Grossman and Hart at 25

In a previous post I asked Is the theory of the firm big business and answered no for New Zealand. Well there may be little interest shown in it here but not so overseas. There is an upcoming conference on "Grossman and Hart at 25". This year marks the 25th anniversary of the publication of Grossman and Hart's seminal paper “The Costs and the Benefits of Ownership: A Theory of Vertical and Lateral Integration."

In the years that have followed, we have witnessed an explosion of literature on incomplete contracts. Just how large an explosion is shown by the areas cover by the conference: Incomplete Contracts and Boundaries of the Firm, Incomplete Contracts and Internal Organization of the Firm, Incomplete Contracts and Corporate Finance, the Foundations of Incomplete Contracts, Incomplete Contracts and Industrial Organization, Incomplete Contracts and International Trade, Incomplete Contracts, Public Ownership, and Cooperatives, Incomplete Contracts and Political Economy and New Directions of Incomplete Contracts and Experiments. We just have to hope someone publishes the papers from the conference.

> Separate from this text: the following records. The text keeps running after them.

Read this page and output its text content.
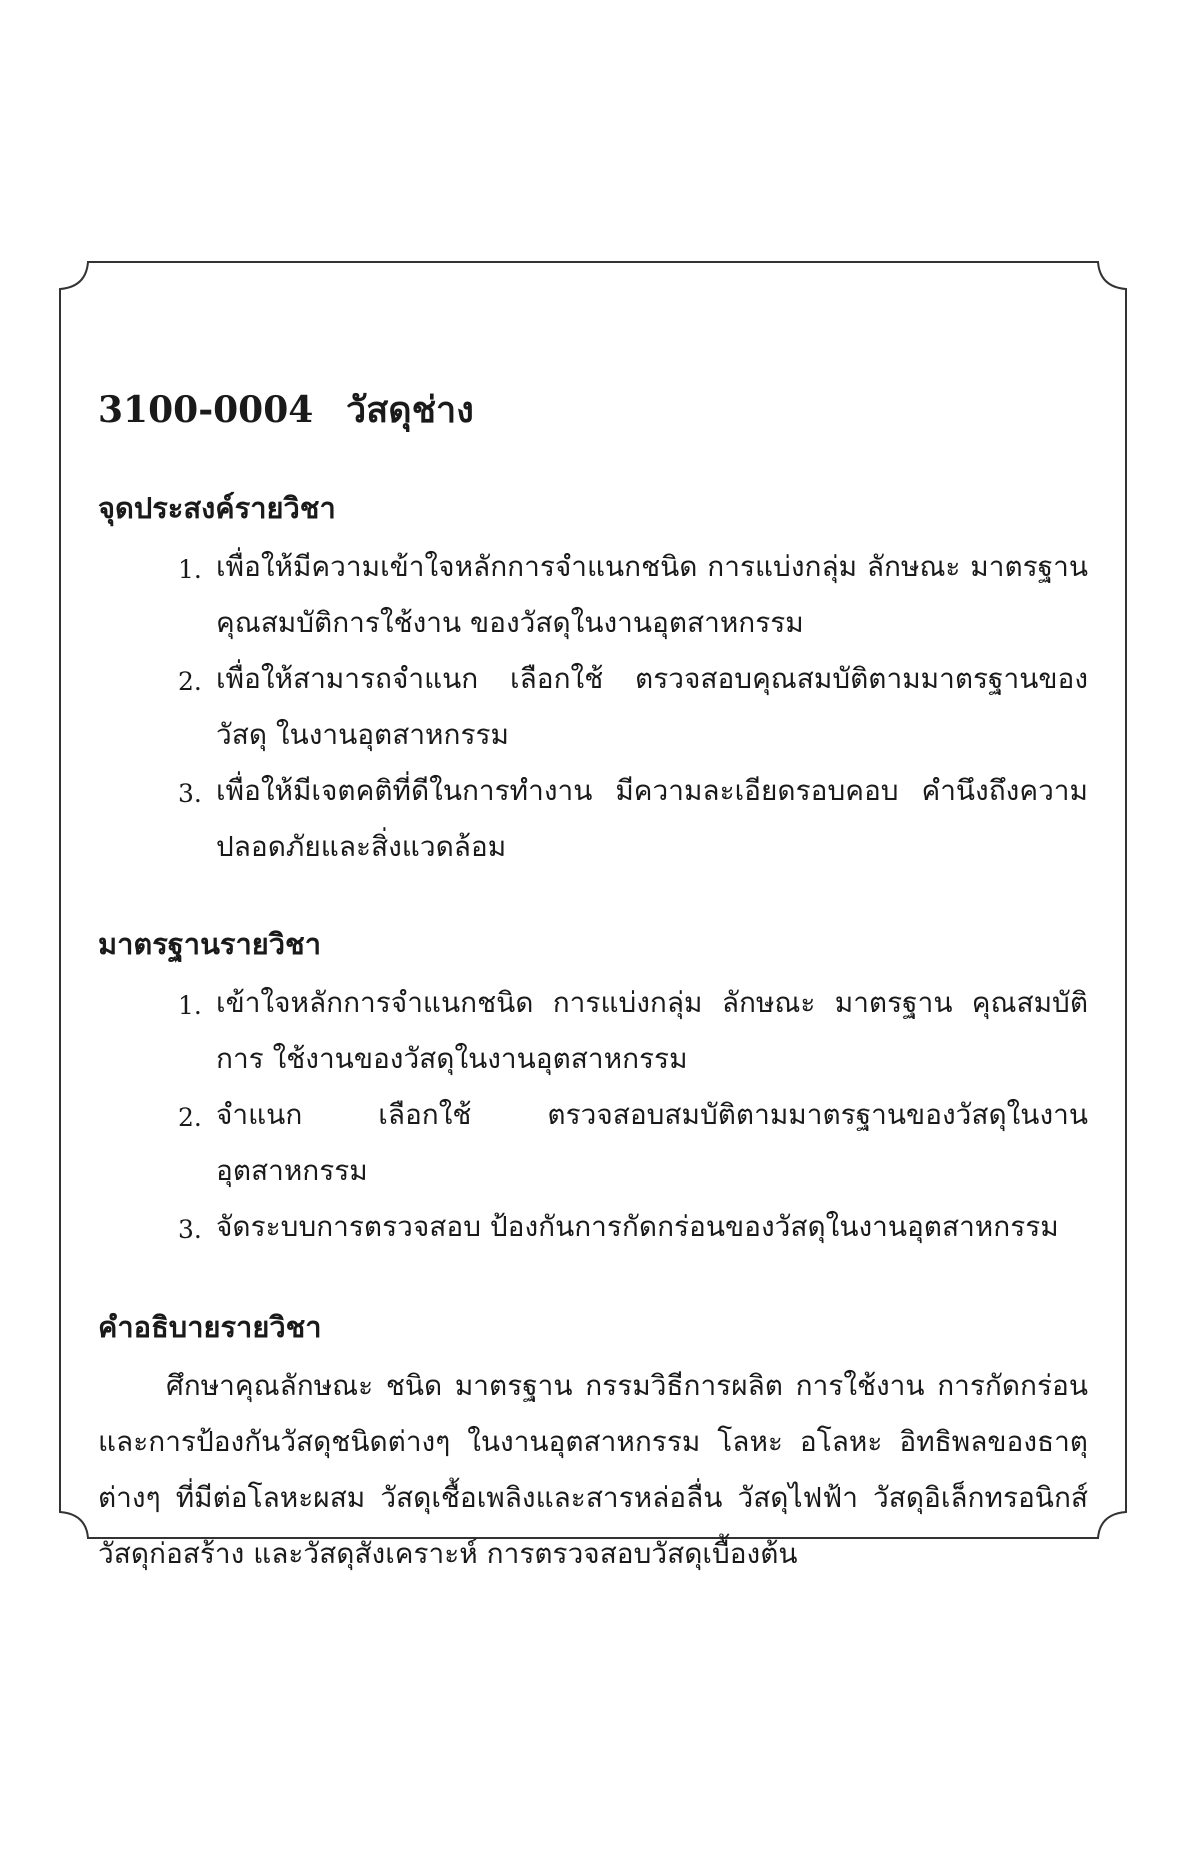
3100-0004 วัสดุช่าง
จุดประสงค์รายวิชา
1. เพื่อให้มีความเข้าใจหลักการจำแนกชนิด การแบ่งกลุ่ม ลักษณะ มาตรฐาน คุณสมบัติการใช้งาน ของวัสดุในงานอุตสาหกรรม
2. เพื่อให้สามารถจำแนก เลือกใช้ ตรวจสอบคุณสมบัติตามมาตรฐานของวัสดุ ในงานอุตสาหกรรม
3. เพื่อให้มีเจตคติที่ดีในการทำงาน มีความละเอียดรอบคอบ คำนึงถึงความ ปลอดภัยและสิ่งแวดล้อม
มาตรฐานรายวิชา
1. เข้าใจหลักการจำแนกชนิด การแบ่งกลุ่ม ลักษณะ มาตรฐาน คุณสมบัติการ ใช้งานของวัสดุในงานอุตสาหกรรม
2. จำแนก เลือกใช้ ตรวจสอบสมบัติตามมาตรฐานของวัสดุในงานอุตสาหกรรม
3. จัดระบบการตรวจสอบ ป้องกันการกัดกร่อนของวัสดุในงานอุตสาหกรรม
คำอธิบายรายวิชา

ศึกษาคุณลักษณะ ชนิด มาตรฐาน กรรมวิธีการผลิต การใช้งาน การกัดกร่อน และการป้องกันวัสดุชนิดต่างๆ ในงานอุตสาหกรรม โลหะ อโลหะ อิทธิพลของธาตุ ต่างๆ ที่มีต่อโลหะผสม วัสดุเชื้อเพลิงและสารหล่อลื่น วัสดุไฟฟ้า วัสดุอิเล็กทรอนิกส์ วัสดุก่อสร้าง และวัสดุสังเคราะห์ การตรวจสอบวัสดุเบื้องต้น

A useful (and surprisingly readable) survey article on some of these areas can be found in the Spring 2011 issue (Vol. 25, No. 2) of the "Journal of Economic Perspectives": “Incomplete Contracts and the Theory of the Firm: What Have We Learned over the Past 25 Years?” by Philippe Aghion and Richard Holden. The introduction outlines the paper as:
In the first section of this paper, we spell out Grossman and Hart’s argument using a simple numerical example, then then we show how the incomplete contracts approach can be extended beyond the firms’ boundaries issue to analyze firms’ internal organization; firms’ financial decisions; the costs and benefits from privatization; and the organization of international trade between inter- and intrafirm trade. In the second section, we discuss several criticisms of the incomplete contracts/property rights methodology, especially what we call the “implementation criticism,” and then we briefly review some recent developments of the incomplete contracts approach.
How long before a Nobel gets given for incomplete contracts?